Geof Stone: "The Republican Struggle for 'Ascendency'"

The Republican Struggle for 'Ascendency

They scorned "any idea of moderation" and greeted with contempt any effort "to understand a question from all sides." Their primary goal was "to acquire power" by frustrating those in authority at every turn. If the President "made a reasonable speech," they "took every precaution to see that it had no practical effect." Although "professing to serve the public interest," they in fact "were seeking to win" power "for themselves." In "their struggles for ascendency, nothing was barred."

A description of today's GOP by an outraged blogger? No. This voice of despair speaks across the millennia. It was written more than 2,400 years ago by the Greek scholar Thucydides in his brilliant history of the Peloponnesian War. But it does sound familiar, doesn't it?

Several weeks ago I had dinner with a friend who lamented what he termed the "blatant obstructionism" of congressional Republicans. He said they reminded him "of the Southern Democrats during the civil rights era, because they too used every means at their disposal to block change."

At first, I accepted this analogy, but then I realized it was wrong. The Southern Democrats did, indeed, use every means at their disposal to block civil rights legislation. But they sincerely believed that such legislation was bad public policy and was especially bad public policy for the South. No one doubted the sincerity of their opposition, even if many found it abhorrent. The congressional Republicans of today, however, seem determined to do everything possible to frustrate the President on all issues.
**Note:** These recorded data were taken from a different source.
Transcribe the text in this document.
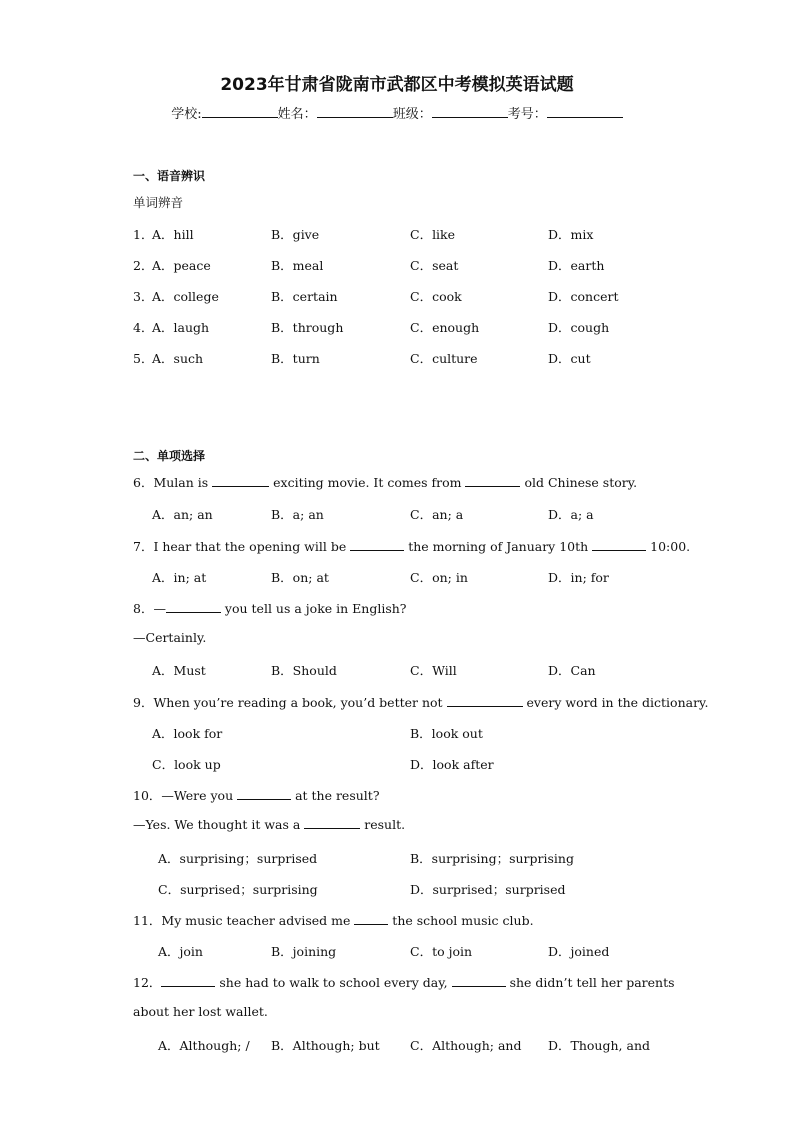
2023年甘肃省陇南市武都区中考模拟英语试题
学校:	姓名：	班级：	考号：
一、语音辨识
单词辨音
1．
A．hill	B．give	C．like	D．mix
2．
A．peace	B．meal	C．seat	D．earth
3．
A．college	B．certain	C．cook	D．concert
4．
A．laugh	B．through	C．enough	D．cough
5．
A．such	B．turn	C．culture	D．cut
二、单项选择
6．Mulan is	exciting movie. It comes from	old Chinese story.
A．an; an	B．a; an	C．an; a	D．a; a
7．I hear that the opening will be	the morning of January 10th	10:00.
A．in; at	B．on; at	C．on; in	D．in; for
8．—	you tell us a joke in English?
—Certainly.
A．Must	B．Should	C．Will	D．Can
9．When you’re reading a book, you’d better not	every word in the dictionary.
A．look for	B．look out
C．look up	D．look after
10．—Were you	at the result?
—Yes. We thought it was a	result.
A．surprising；surprised	B．surprising；surprising
C．surprised；surprising	D．surprised；surprised
11．My music teacher advised me	the school music club.
A．join	B．joining	C．to join	D．joined
12．	she had to walk to school every day,	she didn’t tell her parents
about her lost wallet.
A．Although; / B．Although; but C．Although; and D．Though, and
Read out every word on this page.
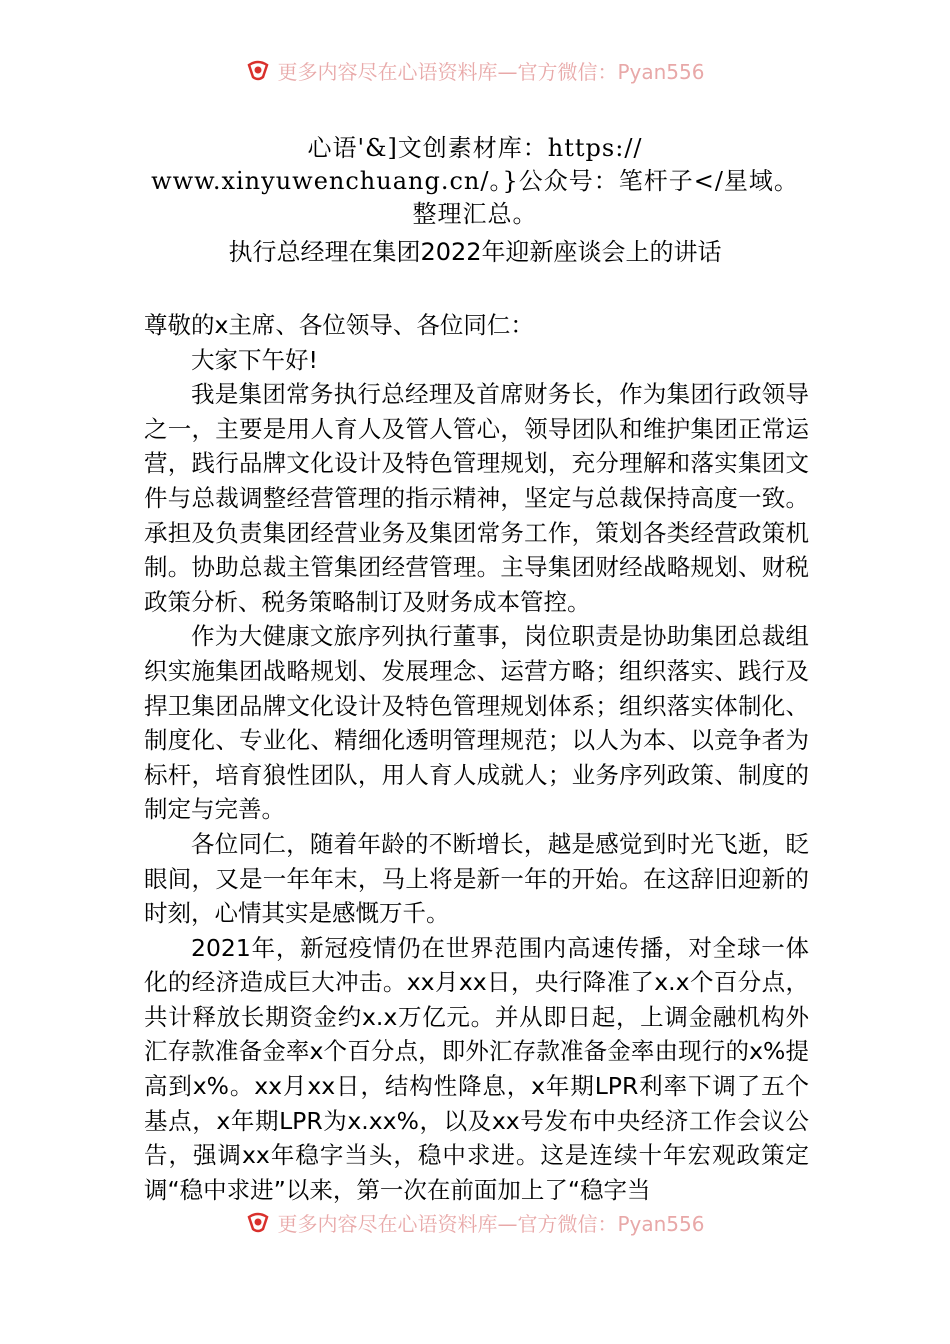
更多内容尽在心语资料库—官方微信：Pyan556
心语'&]文创素材库：https://
www.xinyuwenchuang.cn/。}公众号：笔杆子</星域。
整理汇总。
执行总经理在集团2022年迎新座谈会上的讲话

尊敬的x主席、各位领导、各位同仁：

大家下午好!

我是集团常务执行总经理及首席财务长，作为集团行政领导之一，主要是用人育人及管人管心，领导团队和维护集团正常运营，践行品牌文化设计及特色管理规划，充分理解和落实集团文件与总裁调整经营管理的指示精神，坚定与总裁保持高度一致。承担及负责集团经营业务及集团常务工作，策划各类经营政策机制。协助总裁主管集团经营管理。主导集团财经战略规划、财税政策分析、税务策略制订及财务成本管控。

作为大健康文旅序列执行董事，岗位职责是协助集团总裁组织实施集团战略规划、发展理念、运营方略；组织落实、践行及捍卫集团品牌文化设计及特色管理规划体系；组织落实体制化、制度化、专业化、精细化透明管理规范；以人为本、以竞争者为标杆，培育狼性团队，用人育人成就人；业务序列政策、制度的制定与完善。

各位同仁，随着年龄的不断增长，越是感觉到时光飞逝，眨眼间，又是一年年末，马上将是新一年的开始。在这辞旧迎新的时刻，心情其实是感慨万千。

2021年，新冠疫情仍在世界范围内高速传播，对全球一体化的经济造成巨大冲击。xx月xx日，央行降准了x.x个百分点，共计释放长期资金约x.x万亿元。并从即日起，上调金融机构外汇存款准备金率x个百分点，即外汇存款准备金率由现行的x%提高到x%。xx月xx日，结构性降息，x年期LPR利率下调了五个基点，x年期LPR为x.xx%，以及xx号发布中央经济工作会议公告，强调xx年稳字当头，稳中求进。这是连续十年宏观政策定调“稳中求进”以来，第一次在前面加上了“稳字当

更多内容尽在心语资料库—官方微信：Pyan556
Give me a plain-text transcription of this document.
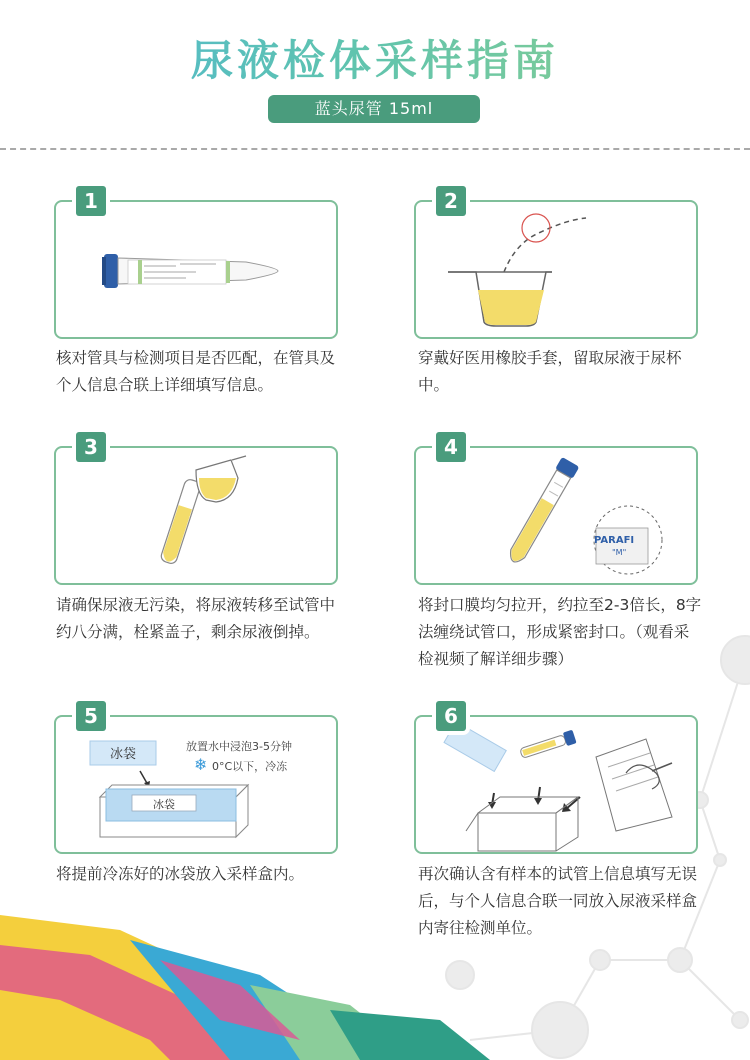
尿液检体采样指南
蓝头尿管 15ml
1
核对管具与检测项目是否匹配，在管具及个人信息合联上详细填写信息。
2
穿戴好医用橡胶手套，留取尿液于尿杯中。
3
请确保尿液无污染，将尿液转移至试管中约八分满，栓紧盖子，剩余尿液倒掉。
PARAFI
"M"
4
将封口膜均匀拉开，约拉至2-3倍长，8字法缠绕试管口，形成紧密封口。（观看采检视频了解详细步骤）
冰袋
放置水中浸泡3-5分钟
❄ 0°C以下，冷冻
冰袋
5
将提前冷冻好的冰袋放入采样盒内。
6
再次确认含有样本的试管上信息填写无误后，与个人信息合联一同放入尿液采样盒内寄往检测单位。
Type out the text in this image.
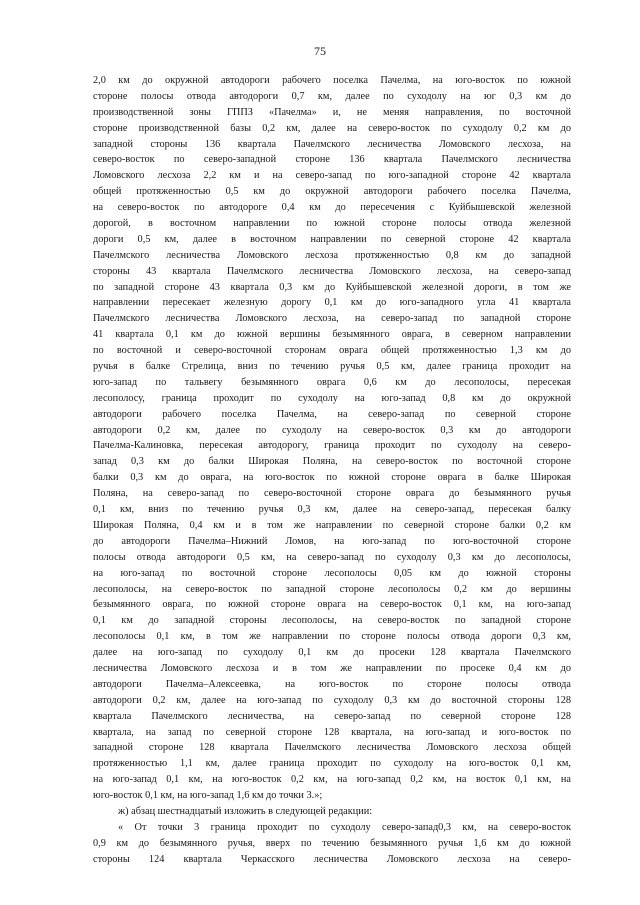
75
2,0 км до окружной автодороги рабочего поселка Пачелма, на юго-восток по южной
стороне полосы отвода автодороги 0,7 км, далее по суходолу на юг 0,3 км до
производственной зоны ГППЗ «Пачелма» и, не меняя направления, по восточной
стороне производственной базы 0,2 км, далее на северо-восток по суходолу 0,2 км до
западной стороны 136 квартала Пачелмского лесничества Ломовского лесхоза, на
северо-восток по северо-западной стороне 136 квартала Пачелмского лесничества
Ломовского лесхоза 2,2 км и на северо-запад по юго-западной стороне 42 квартала
общей протяженностью 0,5 км до окружной автодороги рабочего поселка Пачелма,
на северо-восток по автодороге 0,4 км до пересечения с Куйбышевской железной
дорогой, в восточном направлении по южной стороне полосы отвода железной
дороги 0,5 км, далее в восточном направлении по северной стороне 42 квартала
Пачелмского лесничества Ломовского лесхоза протяженностью 0,8 км до западной
стороны 43 квартала Пачелмского лесничества Ломовского лесхоза, на северо-запад
по западной стороне 43 квартала 0,3 км до Куйбышевской железной дороги, в том же
направлении пересекает железную дорогу 0,1 км до юго-западного угла 41 квартала
Пачелмского лесничества Ломовского лесхоза, на северо-запад по западной стороне
41 квартала 0,1 км до южной вершины безымянного оврага, в северном направлении
по восточной и северо-восточной сторонам оврага общей протяженностью 1,3 км до
ручья в балке Стрелица, вниз по течению ручья 0,5 км, далее граница проходит на
юго-запад по тальвегу безымянного оврага 0,6 км до лесополосы, пересекая
лесополосу, граница проходит по суходолу на юго-запад 0,8 км до окружной
автодороги рабочего поселка Пачелма, на северо-запад по северной стороне
автодороги 0,2 км, далее по суходолу на северо-восток 0,3 км до автодороги
Пачелма-Калиновка, пересекая автодорогу, граница проходит по суходолу на северо-
запад 0,3 км до балки Широкая Поляна, на северо-восток по восточной стороне
балки 0,3 км до оврага, на юго-восток по южной стороне оврага в балке Широкая
Поляна, на северо-запад по северо-восточной стороне оврага до безымянного ручья
0,1 км, вниз по течению ручья 0,3 км, далее на северо-запад, пересекая балку
Широкая Поляна, 0,4 км и в том же направлении по северной стороне балки 0,2 км
до автодороги Пачелма–Нижний Ломов, на юго-запад по юго-восточной стороне
полосы отвода автодороги 0,5 км, на северо-запад по суходолу 0,3 км до лесополосы,
на юго-запад по восточной стороне лесополосы 0,05 км до южной стороны
лесополосы, на северо-восток по западной стороне лесополосы 0,2 км до вершины
безымянного оврага, по южной стороне оврага на северо-восток 0,1 км, на юго-запад
0,1 км до западной стороны лесополосы, на северо-восток по западной стороне
лесополосы 0,1 км, в том же направлении по стороне полосы отвода дороги 0,3 км,
далее на юго-запад по суходолу 0,1 км до просеки 128 квартала Пачелмского
лесничества Ломовского лесхоза и в том же направлении по просеке 0,4 км до
автодороги Пачелма–Алексеевка, на юго-восток по стороне полосы отвода
автодороги 0,2 км, далее на юго-запад по суходолу 0,3 км до восточной стороны 128
квартала Пачелмского лесничества, на северо-запад по северной стороне 128
квартала, на запад по северной стороне 128 квартала, на юго-запад и юго-восток по
западной стороне 128 квартала Пачелмского лесничества Ломовского лесхоза общей
протяженностью 1,1 км, далее граница проходит по суходолу на юго-восток 0,1 км,
на юго-запад 0,1 км, на юго-восток 0,2 км, на юго-запад 0,2 км, на восток 0,1 км, на
юго-восток 0,1 км, на юго-запад 1,6 км до точки 3.»;
ж) абзац шестнадцатый изложить в следующей редакции:
« От точки 3 граница проходит по суходолу северо-запад0,3 км, на северо-восток
0,9 км до безымянного ручья, вверх по течению безымянного ручья 1,6 км до южной
стороны 124 квартала Черкасского лесничества Ломовского лесхоза на северо-
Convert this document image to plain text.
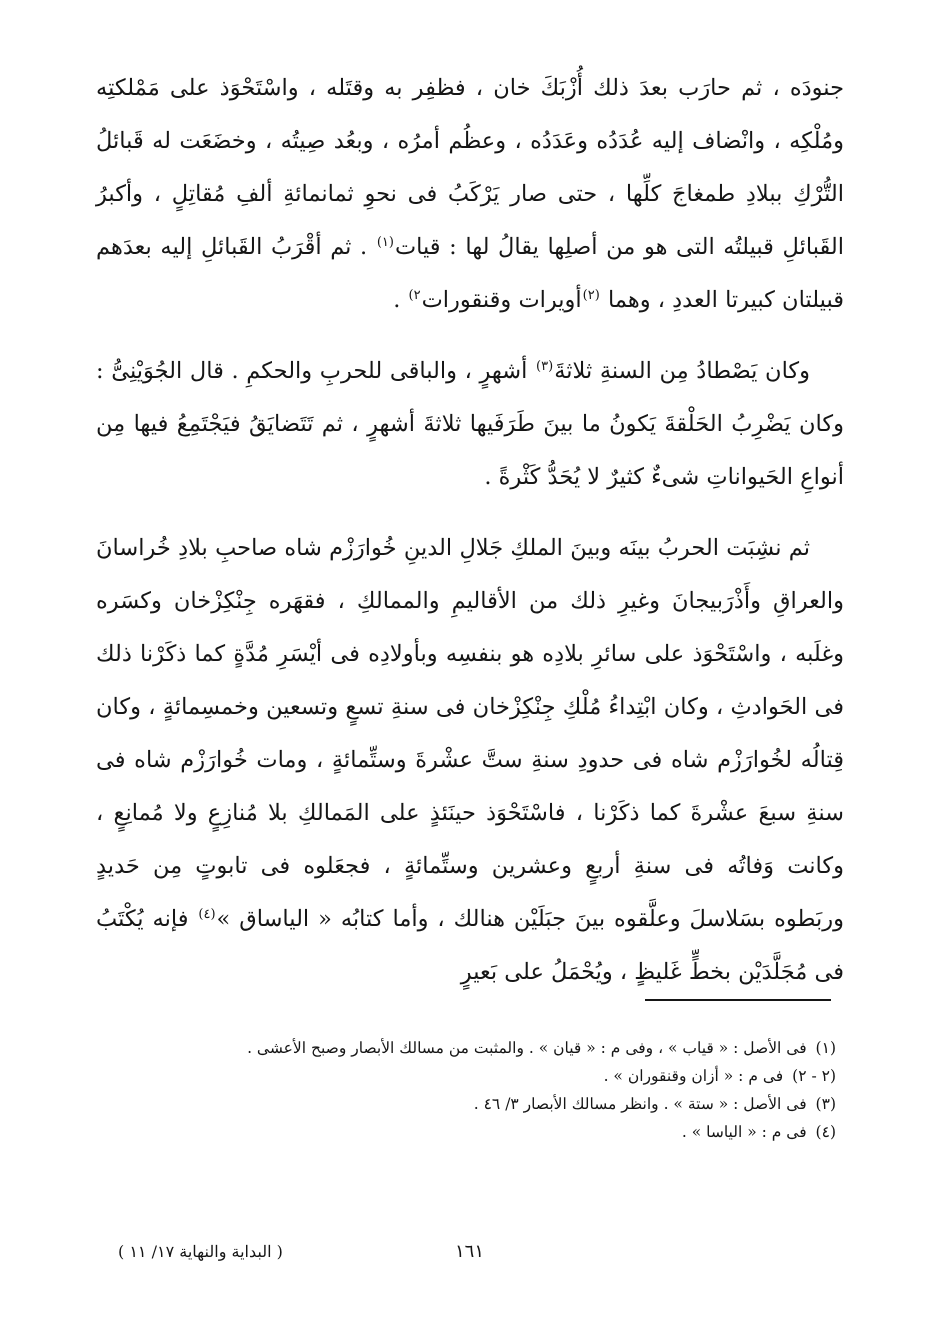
جنودَه ، ثم حارَب بعدَ ذلك أُزْبَكَ خان ، فظفِر به وقتَله ، واسْتَحْوَذ على مَمْلكتِه ومُلْكِه ، وانْضاف إليه عُدَدُه وعَدَدُه ، وعظُم أمرُه ، وبعُد صِيتُه ، وخضَعَت له قَبائلُ التُّرْكِ ببلادِ طمغاجَ كلِّها ، حتى صار يَرْكَبُ فى نحوِ ثمانمائةِ ألفِ مُقاتِلٍ ، وأكبرُ القَبائلِ قبيلتُه التى هو من أصلِها يقالُ لها : قيات$^{(١)}$ . ثم أقْرَبُ القَبائلِ إليه بعدَهم قبيلتان كبيرتا العددِ ، وهما $^{(٢)}$أويرات وقنقورات$^{٢)}$ .

وكان يَصْطادُ مِن السنةِ ثلاثةَ$^{(٣)}$ أشهرٍ ، والباقى للحربِ والحكمِ . قال الجُوَيْنِىُّ : وكان يَضْرِبُ الحَلْقةَ يَكونُ ما بينَ طَرَفَيها ثلاثةَ أشهرٍ ، ثم تَتَضايَقُ فيَجْتَمِعُ فيها مِن أنواعِ الحَيواناتِ شىءٌ كثيرٌ لا يُحَدُّ كَثْرةً .

ثم نشِبَت الحربُ بينَه وبينَ الملكِ جَلالِ الدينِ خُوارَزْم شاه صاحبِ بلادِ خُراسانَ والعراقِ وأَذْرَبيجانَ وغيرِ ذلك من الأقاليمِ والممالكِ ، فقهَره جِنْكِزْخان وكسَره وغلَبه ، واسْتَحْوَذ على سائرِ بلادِه هو بنفسِه وبأولادِه فى أيْسَرِ مُدَّةٍ كما ذكَرْنا ذلك فى الحَوادثِ ، وكان ابْتِداءُ مُلْكِ جِنْكِزْخان فى سنةِ تسعٍ وتسعين وخمسِمائةٍ ، وكان قِتالُه لخُوارَزْم شاه فى حدودِ سنةِ ستَّ عشْرةَ وستِّمائةٍ ، ومات خُوارَزْم شاه فى سنةِ سبعَ عشْرةَ كما ذكَرْنا ، فاسْتَحْوَذ حينَئذٍ على المَمالكِ بلا مُنازِعٍ ولا مُمانِعٍ ، وكانت وَفاتُه فى سنةِ أربعٍ وعشرين وستِّمائةٍ ، فجعَلوه فى تابوتٍ مِن حَديدٍ وربَطوه بسَلاسلَ وعلَّقوه بينَ جبَلَيْن هنالك ، وأما كتابُه « الياساق »$^{(٤)}$ فإنه يُكْتَبُ فى مُجَلَّدَيْن بخطٍّ غَليظٍ ، ويُحْمَلُ على بَعيرٍ

(١) فى الأصل : « قياب » ، وفى م : « قيان » . والمثبت من مسالك الأبصار وصبح الأعشى .

(٢ - ٢) فى م : « أزان وقنقوران » .

(٣) فى الأصل : « ستة » . وانظر مسالك الأبصار ٣/ ٤٦ .

(٤) فى م : « الياسا » .

( البداية والنهاية ١٧/ ١١ )	١٦١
Their goal seems less to be to enact legislation that serves the public interest than to make the President seem weak and ineffectual, and to thereby gain political "ascendency" for themselves.

This is not to say that congressional Republicans don't have sincere public policy differences with the President over health care, Afghanistan, the economy, climate control, energy policy, judicial nominations, and taxes. No doubt they do. It is to say, however, that they don't seem at all interested in finding common ground in order to further the public interest, even when the President offers compromises that alienate his own supporters.